Devlet Bahçeli, yaptığı açıklamada, Türkiye- ABD ilişkilerinin mazisinin 75 yıla dayandığını, NATO bünyesindeki müttefiklik hukukunun da 69 yıllık bir geçmişe sahip olduğunu anımsattı.

Ancak iki ülke arasında kurulan köklü münasebetlerin dengeli ve istikrarlı gelişiminden bahsetmenin, tutarlılık ve samimiyet içeren yapısından söz etmenin neredeyse imkansız olduğunu belirten Bahçeli, şöyle devam etti:

"İnişli çıkışlı bir görüntü çizen, engel ve engebelerle çivilenen Türkiye-ABD diyalogları, bugüne kadar dostluğun ruhuna muarız, ittifak ahlakına mugayir, karşılıklı hak ve çıkarlarla muhataralı bir sürece hapsolmuştur. Buradaki ve bundaki başlıca kusur, hiç kuşku yok ki ABD'nin sancılı diplomatik adımlarından ve sakat politik uygulamalarından kaynaklanmıştır. Türkiye, müttefiklik ahlakına, stratejik ortaklık aklına titizlikle riayet etmesine rağmen, ABD'nin tavrı ve tutumu, her seferinde sorun çıkaran, kriz üreten, baskı ve şantaja bel bağlayan küstah bir anlayış etrafında kümelenmiştir. Türkiye, ABD'nin 51. eyaleti değildir, sömürgesi değildir, uydulaşmış ve iradesi çalınmış bir ülke olarak da görülmesi söz konusu bile olamayacaktır.
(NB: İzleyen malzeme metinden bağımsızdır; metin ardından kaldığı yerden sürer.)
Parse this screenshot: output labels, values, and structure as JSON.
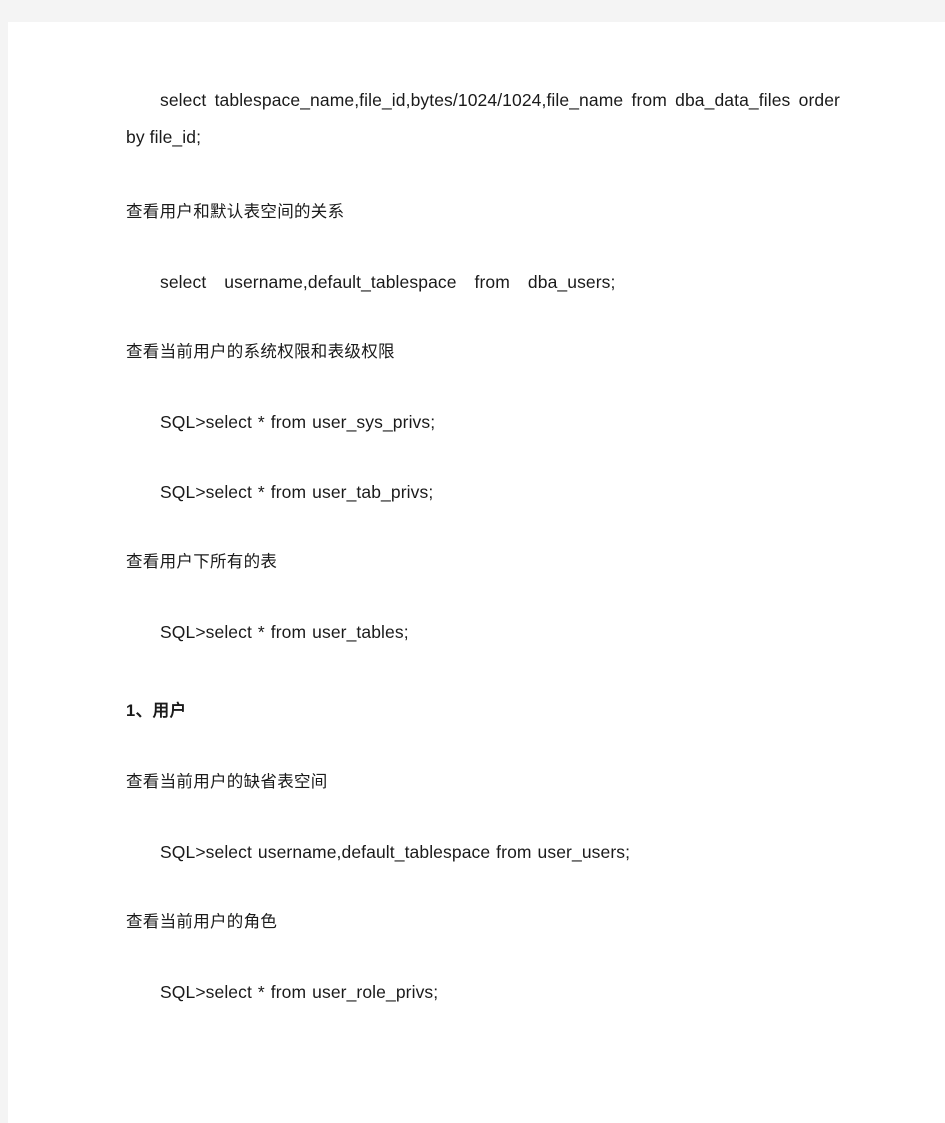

Dostluk ve ittifak ilişkisinden söz açılacaksa, iki devletin eşitlik temelinde, egemenlik haklarına, tarihi çıkarlarına karşılıklı ve aynı anda saygı gösterilmesi de kaçınılmaz bir zorunluluktur. Türkiye, dostluğu aranan, müttefikliği güven veren bir ülkedir. Aynı hususu ABD için söylemek, geldiğimiz bu aşamada mümkün görülmemektedir. ABD'nin, politikalarına serpiştirdiği husumet tortularıyla ülkemizi her seferinde köşeye sıkıştırmaya, sabrını zorlamaya, siyasi ve ekonomik ablukalarla bezdirmeye çalıştığı, gözlerden uzak tutulamayacak bir vakıadır."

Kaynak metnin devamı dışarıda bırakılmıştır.